Emotionaler Triumph in Mailand: Leerdam holt Olympia-Gold mit Rekord
Der niederländische Eisschnelllauf-Star Jutta Leerdam hat sich bei den Olympischen Spielen in Mailand einen lang ersehnten Traum erfüllt. Die 27-Jährige gewann am Montagabend über die 1000-Meter-Distanz die Goldmedaille und stellte dabei einen neuen olympischen Rekord von 1:12,31 Minuten auf.
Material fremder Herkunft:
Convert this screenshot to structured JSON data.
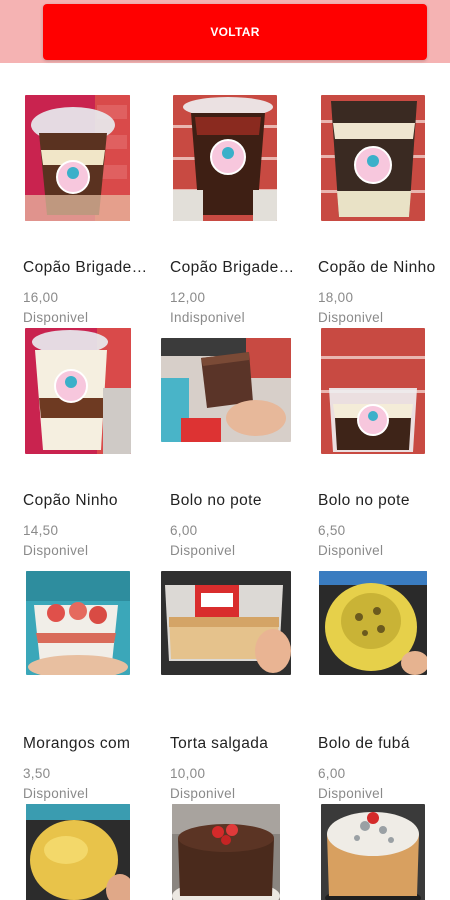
{
  "header": {
    "back_label": "VOLTAR"
  },
  "colors": {
    "accent": "#ff0000",
    "header_bg": "#f5b3b3"
  },
  "products": [
    {
      "name": "Copão Brigadeiro",
      "price": "16,00",
      "status": "Disponivel",
      "image": "cup-brigadeiro-lid"
    },
    {
      "name": "Copão Brigadeiro",
      "price": "12,00",
      "status": "Indisponivel",
      "image": "cup-brigadeiro-open"
    },
    {
      "name": "Copão de Ninho",
      "price": "18,00",
      "status": "Disponivel",
      "image": "cup-ninho-chocolate"
    },
    {
      "name": "Copão Ninho",
      "price": "14,50",
      "status": "Disponivel",
      "image": "cup-ninho-lid"
    },
    {
      "name": "Bolo no pote",
      "price": "6,00",
      "status": "Disponivel",
      "image": "cake-slice-hand"
    },
    {
      "name": "Bolo no pote",
      "price": "6,50",
      "status": "Disponivel",
      "image": "cake-pot-wall"
    },
    {
      "name": "Morangos com",
      "price": "3,50",
      "status": "Disponivel",
      "image": "strawberry-cream-cup"
    },
    {
      "name": "Torta salgada",
      "price": "10,00",
      "status": "Disponivel",
      "image": "savory-pie-box"
    },
    {
      "name": "Bolo de fubá",
      "price": "6,00",
      "status": "Disponivel",
      "image": "corn-cake-round"
    },
    {
      "name": "",
      "price": "",
      "status": "",
      "image": "corn-cake-small"
    },
    {
      "name": "",
      "price": "",
      "status": "",
      "image": "chocolate-strawberry-cake"
    },
    {
      "name": "",
      "price": "",
      "status": "",
      "image": "coconut-cake"
    }
  ]
}
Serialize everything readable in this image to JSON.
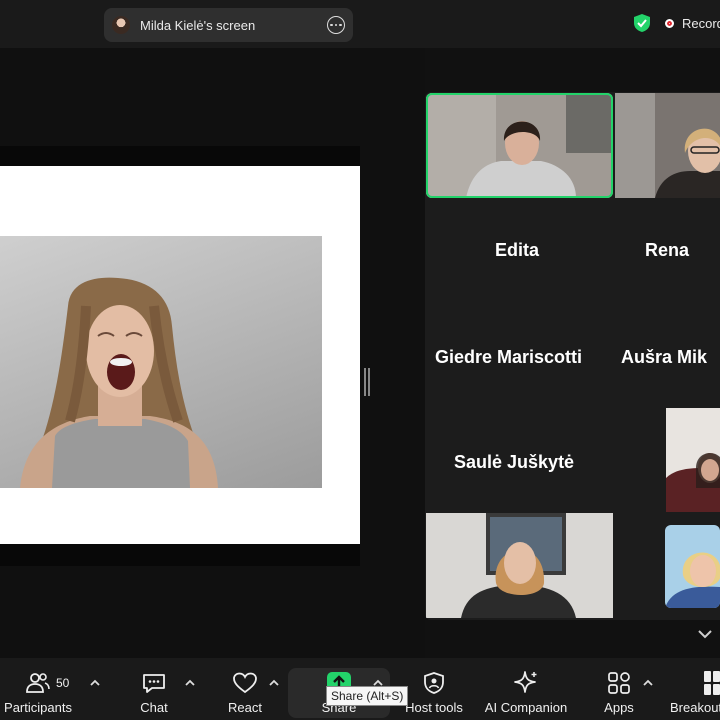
{
  "topbar": {
    "screen_share_label": "Milda Kielė's screen",
    "recording_label": "Recording"
  },
  "gallery": {
    "tiles": [
      {
        "name": "Edita"
      },
      {
        "name": "Rena"
      },
      {
        "name": "Giedre Mariscotti"
      },
      {
        "name": "Aušra  Mik"
      },
      {
        "name": "Saulė Juškytė"
      }
    ]
  },
  "toolbar": {
    "participants_label": "Participants",
    "participants_count": "50",
    "chat_label": "Chat",
    "react_label": "React",
    "share_label": "Share",
    "share_tooltip": "Share (Alt+S)",
    "host_tools_label": "Host tools",
    "ai_companion_label": "AI Companion",
    "apps_label": "Apps",
    "breakout_label": "Breakout"
  },
  "colors": {
    "accent_green": "#23d36a",
    "record_red": "#e0262e",
    "toolbar_bg": "#1a1a1a"
  },
  "icons": [
    "participants-icon",
    "chat-icon",
    "heart-icon",
    "share-arrow-icon",
    "shield-icon",
    "sparkle-icon",
    "apps-icon",
    "breakout-icon",
    "more-icon",
    "chevron-up-icon",
    "chevron-down-icon"
  ]
}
Unmittelbar nach dem Zieleinlauf kullerten bei der Siegerin Freudentränen – ebenso wie bei ihrem Verlobten, dem US-amerikanischen Box-Influencer Jake Paul, der jubelnd auf der Tribüne zusah.
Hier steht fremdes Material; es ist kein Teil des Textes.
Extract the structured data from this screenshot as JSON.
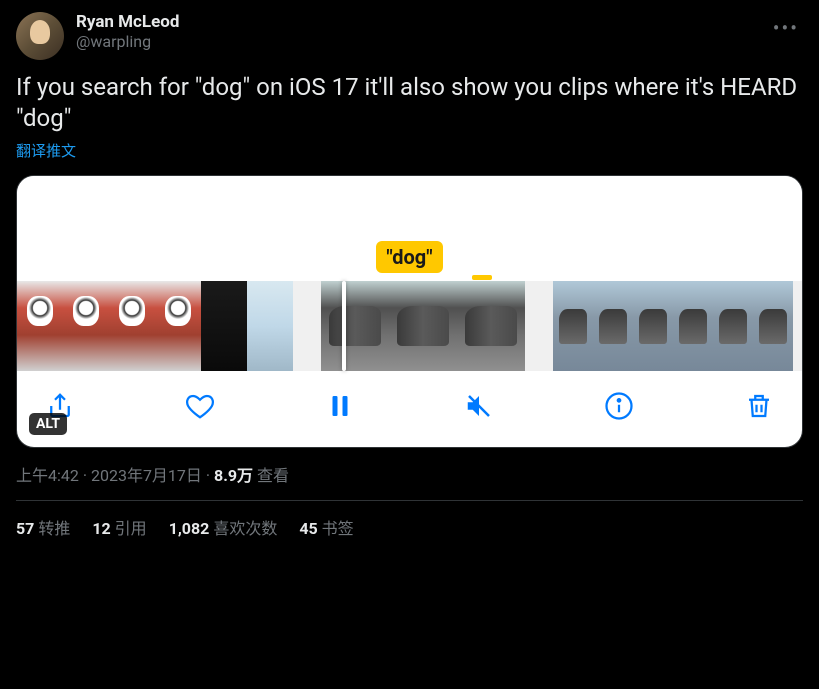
{
  "author": {
    "display_name": "Ryan McLeod",
    "handle": "@warpling"
  },
  "body_text": "If you search for \"dog\" on iOS 17 it'll also show you clips where it's HEARD \"dog\"",
  "translate_label": "翻译推文",
  "media": {
    "search_badge": "\"dog\"",
    "alt_badge": "ALT"
  },
  "timestamp": "上午4:42 · 2023年7月17日",
  "views": {
    "count": "8.9万",
    "label": "查看"
  },
  "stats": {
    "retweets": {
      "count": "57",
      "label": "转推"
    },
    "quotes": {
      "count": "12",
      "label": "引用"
    },
    "likes": {
      "count": "1,082",
      "label": "喜欢次数"
    },
    "bookmarks": {
      "count": "45",
      "label": "书签"
    }
  }
}
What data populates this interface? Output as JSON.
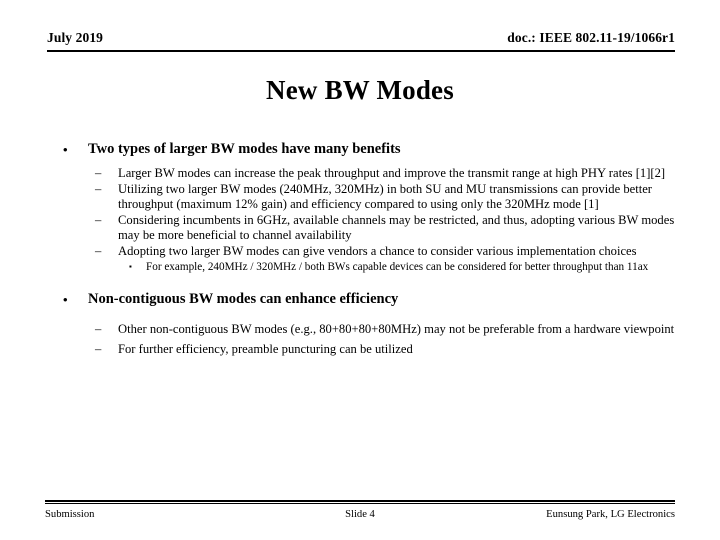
{
  "header": {
    "date": "July 2019",
    "doc": "doc.: IEEE 802.11-19/1066r1"
  },
  "title": "New BW Modes",
  "markers": {
    "level1": "•",
    "level2": "–",
    "level3": "▪"
  },
  "content": {
    "section1": {
      "heading": "Two types of larger BW modes have many benefits",
      "points": [
        "Larger BW modes can increase the peak throughput and improve the transmit range at high PHY rates [1][2]",
        "Utilizing two larger BW modes (240MHz, 320MHz) in both SU and MU transmissions can provide better throughput (maximum 12% gain) and efficiency compared to using only the 320MHz mode [1]",
        "Considering incumbents in 6GHz, available channels may be restricted, and thus, adopting various BW modes may be more beneficial to channel availability",
        "Adopting two larger BW modes can give vendors a chance to consider various implementation choices"
      ],
      "subpoint": "For example, 240MHz / 320MHz / both BWs capable devices can be considered for better throughput than 11ax"
    },
    "section2": {
      "heading": "Non-contiguous BW modes can enhance efficiency",
      "points": [
        "Other non-contiguous BW modes (e.g., 80+80+80+80MHz) may not be preferable from a hardware viewpoint",
        "For further efficiency, preamble puncturing can be utilized"
      ]
    }
  },
  "footer": {
    "left": "Submission",
    "center": "Slide 4",
    "right": "Eunsung Park, LG Electronics"
  }
}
Klarer Sieg vor Kok und Takagi
Leerdam setzte sich mit einem Vorsprung von 28 Hundertstelsekunden vor ihrer Landsfrau Femke Kok durch. Die Japanerin Miho Takagi, die bei den Spielen in Peking vor vier Jahren noch vor Leerdam gelegen hatte, musste sich diesmal mit einer Rückstand von 1,64 Sekunden begnügen. Für Leerdam ist dieser Erfolg der Höhepunkt einer beeindruckenden Karriere: Nachdem sie 2020 und 2023 jeweils den Weltmeistertitel über ihre Paradestrecke gewonnen hatte, krönte sie nun ihre Sammlung mit dem olympischen Gold.
„Anni flippt komplett aus“ – Euphorie im Kommentatorenteam
Während des Rennens herrschte bei den Kommentatoren von Eurosport pure Begeisterung. Matthias Stach rief beim Zieleinlauf: „Leerdam ist vorne, Anni flippt komplett aus! Unfassbar, sie hat es geschafft.“ Die ehemalige Eisschnellläuferin und Expertin Anni Friesinger-Postma ließ einen Jubelschrei los und analysierte anschließend: „Sie hat so gekontert, unglaublich! Eine Wahnsinnszeit! Oh Gott, schau, die Anspannung – das war jetzt nervlich ... ich bin auch fertig. Die Dame hat geliefert, du kannst über sie sagen, was du willst.“
Kritik an extravaganter Anreise und sportliche Antwort
Im Vorfeld des Rennens hatte Leerdam für Aufsehen gesorgt, als sie mit einem Privatjet inklusive personalisierter Canapés nach Mailand reiste. In ihrer niederländischen Heimat hagelte es daraufhin Kritik, woraufhin sich die Athletin weigerte, mit der Presse zu sprechen. Die sportliche Antwort gab das Glamour-Girl mit fünf Millionen Followern auf Instagram nun im Milano Speed Skating Stadium. „Es wurden so viele Dinge aus der Luft gegriffen. Aber ich bin so glücklich mit meinem Trainerteam, mit Kosta Poltavets, mit der Unterstützung meiner Familie, meiner Freunde und meinem Verlobten“, sagte Leerdam nach ihrem Sieg.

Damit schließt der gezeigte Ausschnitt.